The reasoning behind this is that we're not realistically going to have enough time to do all this work ourselves, so can take advantage of the strength of other tools while continuing to build out what bcbio does well. This will let us focus more of validations, tool integration and tackling harder problems with structural variation and cancer tumor heterogeneity.

Hope this provides some background behind our current work, and still makes bcbio useful for the work you're doing.

matthdsm commented 8 years ago

Hi Brad,

I'm replying to this post to get some follow up on the status of work done in bcbio regarding CWL. We currently have (almost) have bcbio up and running in our genetics context and are already looking to the future. We'd like to migrate from a regular cluster to a mesos cluster running bcbio in docker as part of bigger workflow.

Thanks M

chapmanb commented 8 years ago

Thanks for following up. We're still actively working on CWL and following the path outlined in my last post. We are actively working on getting bcbio running with Toil, which supports CWL and has mesos integration:

http://toil.readthedocs.io/en/latest/

I have not personally worked with a Mesos cluster so don't have practical experience to share but the workflow of using bcbio CWL with Toil on it should hopefully support the type of system you're building out. Hope this helps.

schelhorn commented 7 years ago

So, as a late update on this topic: we have re-implemented the relevant bcbio workflows on a commercial GxP-compliant, validated (CSV) sequence analysis platform that sits on top of iRODS and provides role-based access, SDTM export, chain-of-custody, audit logs and provenance tracking. I am happy to provide more info on personal contact.

mjafin commented 7 years ago

Nice work

chapmanb commented 7 years ago

Sven-Eric -- wow, congrats that is great news. I'd definitely love to hear more details if you're able to share either publicly or via e-mail. Out of curiousity, how much of bcbio were you able to re-use? Did you have to re-implement entirely or are you able to use bcbio within your chosen platform? As you know one of our current goals is to make bcbio more portable to multiple platforms, so it would be useful to hear your practical experience with doing that right now. Thanks much for sharing and congrats again on all the hard work that must have gone into putting this together.
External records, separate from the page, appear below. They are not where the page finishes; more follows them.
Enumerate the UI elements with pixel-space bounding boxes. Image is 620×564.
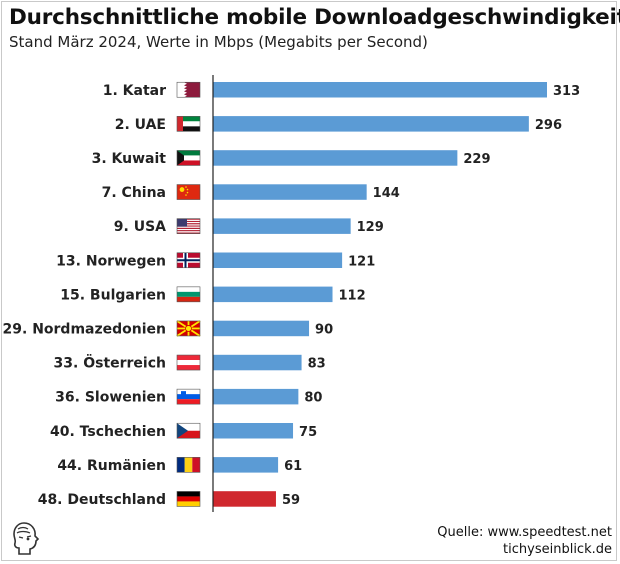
flag-qatar-icon xyxy=(176,81,201,98)
bar-row: 33. Österreich 83 xyxy=(54,354,326,372)
bar xyxy=(213,457,279,473)
flag-uae-icon xyxy=(176,116,201,132)
bar-row: 36. Slowenien 80 xyxy=(55,388,322,406)
bar-row: 13. Norwegen 121 xyxy=(56,252,375,269)
bar xyxy=(213,320,310,337)
bar xyxy=(213,82,547,98)
flag-slovenia-icon xyxy=(176,388,201,405)
bar-row: 3. Kuwait 229 xyxy=(92,150,491,167)
bar-row: 48. Deutschland 59 xyxy=(38,491,300,508)
flag-china-icon xyxy=(176,184,201,200)
value-label: 80 xyxy=(304,391,322,406)
bar-row: 7. China 144 xyxy=(102,184,400,201)
bar-row: 2. UAE 296 xyxy=(115,116,562,133)
bar-row: 40. Tschechien 75 xyxy=(50,422,317,440)
flag-romania-icon xyxy=(176,457,201,473)
category-label: 33. Österreich xyxy=(54,354,166,372)
bar xyxy=(213,150,458,166)
source-line: Quelle: www.speedtest.net xyxy=(437,525,612,540)
category-label: 9. USA xyxy=(114,219,166,235)
bar xyxy=(213,116,529,132)
bar xyxy=(213,388,299,405)
category-label: 2. UAE xyxy=(115,117,166,133)
category-label: 48. Deutschland xyxy=(38,492,166,508)
bar-row: 44. Rumänien 61 xyxy=(57,457,302,474)
value-label: 296 xyxy=(535,118,562,133)
bar-row: 9. USA 129 xyxy=(114,218,384,235)
value-label: 144 xyxy=(373,186,400,201)
logo-icon xyxy=(13,522,40,555)
bar xyxy=(213,286,333,303)
value-label: 83 xyxy=(308,357,326,372)
category-label: 7. China xyxy=(102,185,166,201)
value-label: 59 xyxy=(282,493,300,508)
category-label: 15. Bulgarien xyxy=(60,287,166,303)
value-label: 229 xyxy=(463,152,490,167)
category-label: 40. Tschechien xyxy=(50,424,166,440)
chart-subtitle: Stand März 2024, Werte in Mbps (Megabits… xyxy=(9,33,428,51)
bar-row: 29. Nordmazedonien 90 xyxy=(3,320,333,337)
flag-germany-icon xyxy=(176,491,201,507)
chart-title: Durchschnittliche mobile Downloadgeschwi… xyxy=(9,5,620,30)
value-label: 112 xyxy=(339,288,366,303)
value-label: 90 xyxy=(315,322,333,337)
flag-north-macedonia-icon xyxy=(176,320,201,337)
bar xyxy=(213,184,367,200)
category-label: 36. Slowenien xyxy=(55,390,166,406)
value-label: 61 xyxy=(284,459,302,474)
bar xyxy=(213,491,276,507)
flag-czechia-icon xyxy=(176,422,201,439)
category-label: 29. Nordmazedonien xyxy=(3,321,166,337)
flag-usa-icon xyxy=(176,218,201,234)
bar-row: 15. Bulgarien 112 xyxy=(60,286,366,303)
value-label: 121 xyxy=(348,254,375,269)
category-label: 3. Kuwait xyxy=(92,151,167,167)
bar xyxy=(213,252,343,268)
flag-bulgaria-icon xyxy=(176,286,201,303)
value-label: 313 xyxy=(553,84,580,99)
bar xyxy=(213,423,294,439)
value-label: 75 xyxy=(299,425,317,440)
bar xyxy=(213,218,351,234)
brand-line: tichyseinblick.de xyxy=(503,542,612,557)
category-label: 1. Katar xyxy=(103,83,166,99)
flag-austria-icon xyxy=(176,354,201,371)
category-label: 13. Norwegen xyxy=(56,253,166,269)
bar-row: 1. Katar 313 xyxy=(103,81,580,99)
flag-norway-icon xyxy=(176,252,201,269)
value-label: 129 xyxy=(357,220,384,235)
source-note: Quelle: www.speedtest.net tichyseinblick… xyxy=(437,524,612,558)
bar xyxy=(213,354,302,371)
category-label: 44. Rumänien xyxy=(57,458,166,474)
flag-kuwait-icon xyxy=(176,150,201,166)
ohofmann commented 7 years ago

Curious as well. Happy to take this to email or a video chat. Auditing will start for as in Q1/Q2 2017.

matthdsm commented 7 years ago

Hi @schelhorn

Very happy to hear that, we'd be very interested to hear more about your experiences, as we're trying to accomplish the exact same thing! How do you prefer we contact you?

M

schelhorn commented 7 years ago

Sure, I'd be happy to share our architecture and learnings in an academic/precompetitive setting. I'd suggest that whoever is interested in such a TC may contact me on LinkedIn and there send me an email address and time zone. I'll try to find a slot end of January/beginning of February and we can do a Skype call (preferred) or Hangout/Webex then.

matthdsm commented 7 years ago

Hi @schelhorn

Since I don't have a premium account, I'm not able to send you any "InMail". I did however send you an invite to connect. We're very interested to have a talk with you. You can find all contact info on my GitHub profile.

Thanks, M

schelhorn commented 7 years ago

Sure, feel free to send me a contact request.